The Tea Party was founded by white supremists and isolationists, but gained its greatest success when big business and the monied elite realized the aims of the Tea Party coincided with their own and if the Tea Party succeeded in what they wanted from government, the rich would get richer and big business would hold even more power than it does today. They scoured the landscape, found individuals who not only agreed with their jingoism but were willing to espouse it publicly, financed their political fortunes and sent them out to spread their message in evangelical style. It attracted a fanatical following, which flocked to election booths and resulted in the so-called Republican landslide of 2014.
This wasn’t a case of Americans suddenly adhering to the Tea Party point of view. It was a case of a handful of fanatics who cared enough to vote while most of American stayed home because, unlike the Tea Party, it couldn’t find a set of ideals around which to rally. Just 36.4 percent of the voting age population bothered to vote in last year’s midterms. That’s the lowest percentage since 1942 when only 33.9 percent of voting-age Americans cast ballots and a lot of that drop off could be attributed to the fact that a significant number of those Americans were off somewhere fighting in a war.
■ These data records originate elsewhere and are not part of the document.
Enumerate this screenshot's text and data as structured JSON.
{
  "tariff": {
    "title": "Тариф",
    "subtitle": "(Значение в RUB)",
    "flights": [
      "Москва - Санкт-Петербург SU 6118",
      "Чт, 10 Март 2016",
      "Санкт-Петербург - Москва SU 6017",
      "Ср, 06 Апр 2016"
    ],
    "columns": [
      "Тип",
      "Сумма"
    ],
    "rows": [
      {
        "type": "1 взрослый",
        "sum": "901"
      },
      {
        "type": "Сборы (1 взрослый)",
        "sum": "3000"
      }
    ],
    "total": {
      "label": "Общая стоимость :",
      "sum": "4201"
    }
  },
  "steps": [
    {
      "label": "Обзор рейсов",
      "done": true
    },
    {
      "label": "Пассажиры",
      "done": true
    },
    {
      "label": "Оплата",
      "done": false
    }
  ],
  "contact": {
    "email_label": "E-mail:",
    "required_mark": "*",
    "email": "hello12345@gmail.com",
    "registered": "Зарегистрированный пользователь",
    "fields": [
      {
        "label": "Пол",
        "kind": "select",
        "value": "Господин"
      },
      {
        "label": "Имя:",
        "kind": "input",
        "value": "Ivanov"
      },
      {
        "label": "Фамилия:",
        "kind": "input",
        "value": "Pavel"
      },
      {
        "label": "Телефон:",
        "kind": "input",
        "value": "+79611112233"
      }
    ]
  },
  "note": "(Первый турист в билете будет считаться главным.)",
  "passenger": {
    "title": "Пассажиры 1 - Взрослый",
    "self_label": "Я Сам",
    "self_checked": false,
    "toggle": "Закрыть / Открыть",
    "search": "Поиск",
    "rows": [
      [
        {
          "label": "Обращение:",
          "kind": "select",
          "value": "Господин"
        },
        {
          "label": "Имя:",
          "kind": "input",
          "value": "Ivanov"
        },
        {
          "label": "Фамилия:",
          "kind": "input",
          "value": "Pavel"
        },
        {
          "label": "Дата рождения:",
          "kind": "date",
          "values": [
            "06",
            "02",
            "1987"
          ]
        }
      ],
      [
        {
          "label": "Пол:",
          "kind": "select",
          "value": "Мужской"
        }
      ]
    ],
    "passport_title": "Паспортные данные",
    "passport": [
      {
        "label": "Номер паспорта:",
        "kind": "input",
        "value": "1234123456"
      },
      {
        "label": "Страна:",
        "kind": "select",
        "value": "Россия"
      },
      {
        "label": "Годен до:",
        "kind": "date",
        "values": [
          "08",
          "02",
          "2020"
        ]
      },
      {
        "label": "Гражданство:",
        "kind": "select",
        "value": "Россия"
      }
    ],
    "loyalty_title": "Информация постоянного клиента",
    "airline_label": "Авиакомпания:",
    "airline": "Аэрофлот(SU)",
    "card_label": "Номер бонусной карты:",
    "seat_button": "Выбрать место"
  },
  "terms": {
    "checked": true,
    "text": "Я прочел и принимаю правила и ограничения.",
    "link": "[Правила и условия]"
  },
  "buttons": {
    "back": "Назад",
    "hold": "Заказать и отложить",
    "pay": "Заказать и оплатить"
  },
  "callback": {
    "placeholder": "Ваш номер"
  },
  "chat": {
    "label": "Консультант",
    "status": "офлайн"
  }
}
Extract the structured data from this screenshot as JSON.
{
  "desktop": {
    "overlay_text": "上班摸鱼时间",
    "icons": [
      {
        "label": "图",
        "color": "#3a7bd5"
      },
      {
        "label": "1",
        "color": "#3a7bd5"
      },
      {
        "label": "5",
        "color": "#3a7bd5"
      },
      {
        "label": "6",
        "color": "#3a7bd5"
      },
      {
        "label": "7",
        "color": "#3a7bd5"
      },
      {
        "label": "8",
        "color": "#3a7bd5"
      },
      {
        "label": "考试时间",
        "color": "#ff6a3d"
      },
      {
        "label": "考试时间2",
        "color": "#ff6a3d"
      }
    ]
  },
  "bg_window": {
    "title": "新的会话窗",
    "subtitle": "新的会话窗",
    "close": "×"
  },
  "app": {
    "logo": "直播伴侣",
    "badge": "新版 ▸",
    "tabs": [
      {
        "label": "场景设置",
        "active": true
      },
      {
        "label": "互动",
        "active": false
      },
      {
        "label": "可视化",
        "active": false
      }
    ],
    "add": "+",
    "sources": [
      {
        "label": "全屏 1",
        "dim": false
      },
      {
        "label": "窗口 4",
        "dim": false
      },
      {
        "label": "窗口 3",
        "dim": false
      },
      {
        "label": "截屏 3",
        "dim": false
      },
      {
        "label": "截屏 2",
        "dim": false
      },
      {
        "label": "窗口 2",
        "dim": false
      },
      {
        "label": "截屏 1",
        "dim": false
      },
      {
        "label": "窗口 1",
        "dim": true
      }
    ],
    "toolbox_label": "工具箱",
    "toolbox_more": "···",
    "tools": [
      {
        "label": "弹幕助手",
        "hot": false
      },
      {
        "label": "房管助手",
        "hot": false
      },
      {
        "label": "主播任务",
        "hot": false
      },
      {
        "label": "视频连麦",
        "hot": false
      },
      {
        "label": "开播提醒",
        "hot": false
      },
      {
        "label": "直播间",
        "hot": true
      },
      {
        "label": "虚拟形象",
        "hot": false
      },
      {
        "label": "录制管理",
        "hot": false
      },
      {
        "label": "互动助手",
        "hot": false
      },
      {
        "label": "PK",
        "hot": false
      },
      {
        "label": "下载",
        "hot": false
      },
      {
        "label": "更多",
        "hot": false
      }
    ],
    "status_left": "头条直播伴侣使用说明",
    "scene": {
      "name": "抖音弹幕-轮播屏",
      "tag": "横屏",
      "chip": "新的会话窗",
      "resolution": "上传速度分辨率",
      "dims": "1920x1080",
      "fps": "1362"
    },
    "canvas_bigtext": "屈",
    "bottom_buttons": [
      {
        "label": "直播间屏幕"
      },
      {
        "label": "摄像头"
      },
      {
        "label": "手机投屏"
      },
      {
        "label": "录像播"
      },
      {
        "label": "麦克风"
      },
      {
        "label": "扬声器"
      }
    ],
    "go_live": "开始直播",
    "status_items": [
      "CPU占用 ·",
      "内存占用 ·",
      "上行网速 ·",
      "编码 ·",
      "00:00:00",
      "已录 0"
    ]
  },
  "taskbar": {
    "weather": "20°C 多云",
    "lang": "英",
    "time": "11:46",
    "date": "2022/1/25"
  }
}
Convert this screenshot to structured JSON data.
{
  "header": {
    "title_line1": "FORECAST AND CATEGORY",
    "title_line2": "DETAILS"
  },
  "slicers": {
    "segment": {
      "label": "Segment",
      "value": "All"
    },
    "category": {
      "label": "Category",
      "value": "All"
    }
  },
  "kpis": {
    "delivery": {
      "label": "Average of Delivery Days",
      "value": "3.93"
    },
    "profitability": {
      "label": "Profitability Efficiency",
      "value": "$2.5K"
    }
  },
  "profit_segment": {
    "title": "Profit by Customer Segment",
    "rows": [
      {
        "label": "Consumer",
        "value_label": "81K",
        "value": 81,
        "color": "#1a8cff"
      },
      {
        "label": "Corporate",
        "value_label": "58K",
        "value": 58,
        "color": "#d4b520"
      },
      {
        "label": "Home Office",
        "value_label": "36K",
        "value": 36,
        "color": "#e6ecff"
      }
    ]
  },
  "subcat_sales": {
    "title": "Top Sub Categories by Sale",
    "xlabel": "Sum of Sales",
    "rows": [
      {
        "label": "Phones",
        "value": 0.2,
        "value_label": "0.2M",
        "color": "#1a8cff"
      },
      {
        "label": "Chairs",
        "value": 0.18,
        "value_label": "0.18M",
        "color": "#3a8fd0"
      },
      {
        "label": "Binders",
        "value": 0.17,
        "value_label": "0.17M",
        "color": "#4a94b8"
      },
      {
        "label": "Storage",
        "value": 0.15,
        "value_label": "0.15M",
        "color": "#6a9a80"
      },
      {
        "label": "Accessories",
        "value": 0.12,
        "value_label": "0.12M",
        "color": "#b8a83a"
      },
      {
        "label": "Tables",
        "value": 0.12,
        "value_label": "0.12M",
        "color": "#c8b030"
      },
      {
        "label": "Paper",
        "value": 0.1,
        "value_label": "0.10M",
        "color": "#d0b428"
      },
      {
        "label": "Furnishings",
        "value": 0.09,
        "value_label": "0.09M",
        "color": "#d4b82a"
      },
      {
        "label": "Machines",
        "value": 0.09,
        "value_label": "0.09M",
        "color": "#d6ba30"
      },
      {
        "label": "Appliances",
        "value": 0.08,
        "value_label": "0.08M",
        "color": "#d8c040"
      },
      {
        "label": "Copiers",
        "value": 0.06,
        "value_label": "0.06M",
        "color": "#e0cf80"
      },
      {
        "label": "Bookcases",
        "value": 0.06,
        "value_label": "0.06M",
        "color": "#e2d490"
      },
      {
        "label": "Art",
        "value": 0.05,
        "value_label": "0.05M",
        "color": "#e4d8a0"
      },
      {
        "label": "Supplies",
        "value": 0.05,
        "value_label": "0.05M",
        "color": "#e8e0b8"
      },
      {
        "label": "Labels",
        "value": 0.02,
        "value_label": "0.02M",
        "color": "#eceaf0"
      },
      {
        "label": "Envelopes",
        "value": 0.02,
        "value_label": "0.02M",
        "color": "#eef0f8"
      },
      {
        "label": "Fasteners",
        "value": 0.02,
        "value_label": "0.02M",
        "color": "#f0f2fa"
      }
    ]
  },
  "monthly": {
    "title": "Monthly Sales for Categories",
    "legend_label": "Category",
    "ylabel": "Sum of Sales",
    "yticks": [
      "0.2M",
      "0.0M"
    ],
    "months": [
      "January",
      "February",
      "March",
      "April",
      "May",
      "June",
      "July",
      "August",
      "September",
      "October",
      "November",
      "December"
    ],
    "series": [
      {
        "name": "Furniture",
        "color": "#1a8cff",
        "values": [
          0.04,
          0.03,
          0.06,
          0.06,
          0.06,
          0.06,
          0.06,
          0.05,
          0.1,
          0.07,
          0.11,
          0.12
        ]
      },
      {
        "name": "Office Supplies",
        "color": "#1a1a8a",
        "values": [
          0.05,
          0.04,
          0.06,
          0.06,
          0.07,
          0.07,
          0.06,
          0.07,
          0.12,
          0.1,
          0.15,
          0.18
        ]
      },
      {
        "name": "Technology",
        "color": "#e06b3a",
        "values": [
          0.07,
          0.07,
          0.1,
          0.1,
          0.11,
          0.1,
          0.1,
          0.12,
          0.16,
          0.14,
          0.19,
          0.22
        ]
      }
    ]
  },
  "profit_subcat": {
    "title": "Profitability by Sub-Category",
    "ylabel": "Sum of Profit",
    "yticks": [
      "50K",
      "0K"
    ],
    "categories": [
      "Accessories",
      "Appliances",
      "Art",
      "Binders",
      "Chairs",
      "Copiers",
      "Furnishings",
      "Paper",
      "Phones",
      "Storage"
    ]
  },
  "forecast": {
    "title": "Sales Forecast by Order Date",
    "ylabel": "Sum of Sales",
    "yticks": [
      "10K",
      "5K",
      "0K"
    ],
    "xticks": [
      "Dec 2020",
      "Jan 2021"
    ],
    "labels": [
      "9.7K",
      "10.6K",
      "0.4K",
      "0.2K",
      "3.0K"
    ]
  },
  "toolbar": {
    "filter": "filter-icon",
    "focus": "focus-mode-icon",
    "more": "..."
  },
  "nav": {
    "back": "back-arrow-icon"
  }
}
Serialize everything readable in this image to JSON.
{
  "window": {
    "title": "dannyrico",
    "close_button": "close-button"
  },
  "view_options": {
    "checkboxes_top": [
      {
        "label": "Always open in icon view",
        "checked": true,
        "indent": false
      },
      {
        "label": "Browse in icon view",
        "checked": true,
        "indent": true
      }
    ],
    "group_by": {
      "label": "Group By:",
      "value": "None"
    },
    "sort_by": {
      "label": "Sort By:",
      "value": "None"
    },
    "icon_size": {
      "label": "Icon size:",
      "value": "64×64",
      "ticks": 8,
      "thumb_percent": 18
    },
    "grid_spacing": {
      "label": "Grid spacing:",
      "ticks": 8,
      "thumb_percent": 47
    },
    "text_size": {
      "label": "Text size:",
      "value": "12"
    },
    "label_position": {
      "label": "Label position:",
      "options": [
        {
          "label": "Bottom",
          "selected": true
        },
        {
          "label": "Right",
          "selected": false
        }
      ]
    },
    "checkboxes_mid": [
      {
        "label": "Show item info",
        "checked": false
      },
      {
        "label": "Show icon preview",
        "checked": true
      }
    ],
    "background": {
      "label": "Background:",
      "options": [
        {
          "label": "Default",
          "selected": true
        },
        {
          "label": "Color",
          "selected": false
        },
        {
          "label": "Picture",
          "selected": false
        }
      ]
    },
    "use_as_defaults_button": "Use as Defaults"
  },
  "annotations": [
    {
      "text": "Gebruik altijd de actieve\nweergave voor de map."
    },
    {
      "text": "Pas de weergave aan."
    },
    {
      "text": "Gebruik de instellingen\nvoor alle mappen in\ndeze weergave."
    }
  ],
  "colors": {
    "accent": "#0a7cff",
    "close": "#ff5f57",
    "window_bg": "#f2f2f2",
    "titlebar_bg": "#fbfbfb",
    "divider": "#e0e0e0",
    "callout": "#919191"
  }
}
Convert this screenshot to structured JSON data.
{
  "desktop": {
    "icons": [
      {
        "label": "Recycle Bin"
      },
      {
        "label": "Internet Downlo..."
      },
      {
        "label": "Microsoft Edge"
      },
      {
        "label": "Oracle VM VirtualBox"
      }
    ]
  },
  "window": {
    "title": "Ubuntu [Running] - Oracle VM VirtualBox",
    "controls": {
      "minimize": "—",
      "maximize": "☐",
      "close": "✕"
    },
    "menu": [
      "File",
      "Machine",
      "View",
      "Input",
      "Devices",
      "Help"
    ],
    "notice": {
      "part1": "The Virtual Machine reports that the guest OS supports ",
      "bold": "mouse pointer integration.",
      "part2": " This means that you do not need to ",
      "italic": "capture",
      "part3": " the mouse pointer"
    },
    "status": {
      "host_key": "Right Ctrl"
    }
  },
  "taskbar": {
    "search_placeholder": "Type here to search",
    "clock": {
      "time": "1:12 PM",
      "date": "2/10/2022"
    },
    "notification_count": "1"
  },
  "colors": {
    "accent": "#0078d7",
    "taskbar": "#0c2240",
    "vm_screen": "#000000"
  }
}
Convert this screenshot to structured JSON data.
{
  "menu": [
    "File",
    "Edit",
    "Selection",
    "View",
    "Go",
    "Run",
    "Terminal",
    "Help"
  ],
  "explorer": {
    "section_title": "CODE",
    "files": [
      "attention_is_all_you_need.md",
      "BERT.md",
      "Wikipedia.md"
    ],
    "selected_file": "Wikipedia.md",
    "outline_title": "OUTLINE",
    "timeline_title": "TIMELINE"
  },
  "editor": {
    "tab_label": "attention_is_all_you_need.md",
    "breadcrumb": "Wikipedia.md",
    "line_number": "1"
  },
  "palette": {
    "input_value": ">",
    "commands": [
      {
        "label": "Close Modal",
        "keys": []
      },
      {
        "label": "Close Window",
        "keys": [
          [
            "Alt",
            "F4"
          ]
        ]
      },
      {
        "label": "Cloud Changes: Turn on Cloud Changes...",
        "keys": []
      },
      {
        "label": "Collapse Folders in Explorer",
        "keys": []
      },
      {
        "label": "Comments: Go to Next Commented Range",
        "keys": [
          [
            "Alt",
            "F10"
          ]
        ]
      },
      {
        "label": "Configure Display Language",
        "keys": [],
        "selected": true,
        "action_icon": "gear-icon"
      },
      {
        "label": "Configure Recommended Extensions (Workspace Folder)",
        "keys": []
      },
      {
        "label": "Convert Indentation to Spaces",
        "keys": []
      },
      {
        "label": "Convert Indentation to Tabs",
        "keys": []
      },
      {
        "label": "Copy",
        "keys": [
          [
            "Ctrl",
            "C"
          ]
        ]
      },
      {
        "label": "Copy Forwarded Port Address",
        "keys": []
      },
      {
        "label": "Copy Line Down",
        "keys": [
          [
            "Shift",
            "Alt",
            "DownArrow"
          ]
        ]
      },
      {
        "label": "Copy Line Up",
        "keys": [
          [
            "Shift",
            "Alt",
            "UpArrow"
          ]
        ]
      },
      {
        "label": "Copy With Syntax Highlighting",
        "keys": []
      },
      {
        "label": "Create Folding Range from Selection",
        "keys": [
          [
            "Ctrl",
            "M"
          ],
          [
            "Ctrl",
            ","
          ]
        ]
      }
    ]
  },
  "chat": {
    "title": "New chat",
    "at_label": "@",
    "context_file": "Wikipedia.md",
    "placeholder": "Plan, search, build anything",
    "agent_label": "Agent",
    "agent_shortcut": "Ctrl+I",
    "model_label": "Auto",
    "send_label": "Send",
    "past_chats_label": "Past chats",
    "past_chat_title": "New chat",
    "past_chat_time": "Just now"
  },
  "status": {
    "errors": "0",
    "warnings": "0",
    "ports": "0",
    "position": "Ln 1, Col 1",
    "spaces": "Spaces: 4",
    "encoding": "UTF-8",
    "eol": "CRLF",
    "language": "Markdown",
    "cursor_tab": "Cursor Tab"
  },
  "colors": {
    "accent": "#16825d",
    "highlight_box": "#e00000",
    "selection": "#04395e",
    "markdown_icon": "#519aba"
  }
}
I will argue that progressive ideals and programs — Social Security, Medicare, civil rights legislation, etc. — are what have made this country great. But for some reason, the progressive movement has fallen silent and its ideals have been co-opted by the mainstream Democratic Party. This is nothing new. The progressive movement had a major surge in the late 1960s through the mid-1970s and then it all went downhill and culminated in the nomination and election of Jimmy Carter for president and has continued through the presidencies of Bill Clinton and, unfortunately, Barack Obama. And now that Democrats seemed ready to anoint Hillary Clinton as its nominee for 2016, the prospects are more of the same. I can see the monied interests of Wall Street readily supporting a Clinton candidacy, but I can’t see grass-roots, middle-class, progressive thinking voters being overly excited about the prospect. And as much as I admire some of what I’ve heard from Sen. Elizabeth Warren of Massachusetts, she has yet to convince me she is the person to grab the banner of the progressive movement and lead followers to the barricades.
What is needed are new progressive voices within the framework of the Democratic Party, those unafraid to speak about issues that will drive those stay-at-homes-on-election-day to the polls, much in the same way the Tea Party has. Issues like gun safety, voting rights for all, sensible immigration reform, an individual’s right to make their own health care choices and to have the facilities available to them for those choices, an individual’s right to marry the person they love: programs based on loving thy neighbor instead of those based on distrusting them and, yes, even outright despising them.
Progressives should spend more time following the Tea Party’s blueprint for political takeover and less time criticizing it without offering an alternative ideals and candidates to excite and energize the American electorate.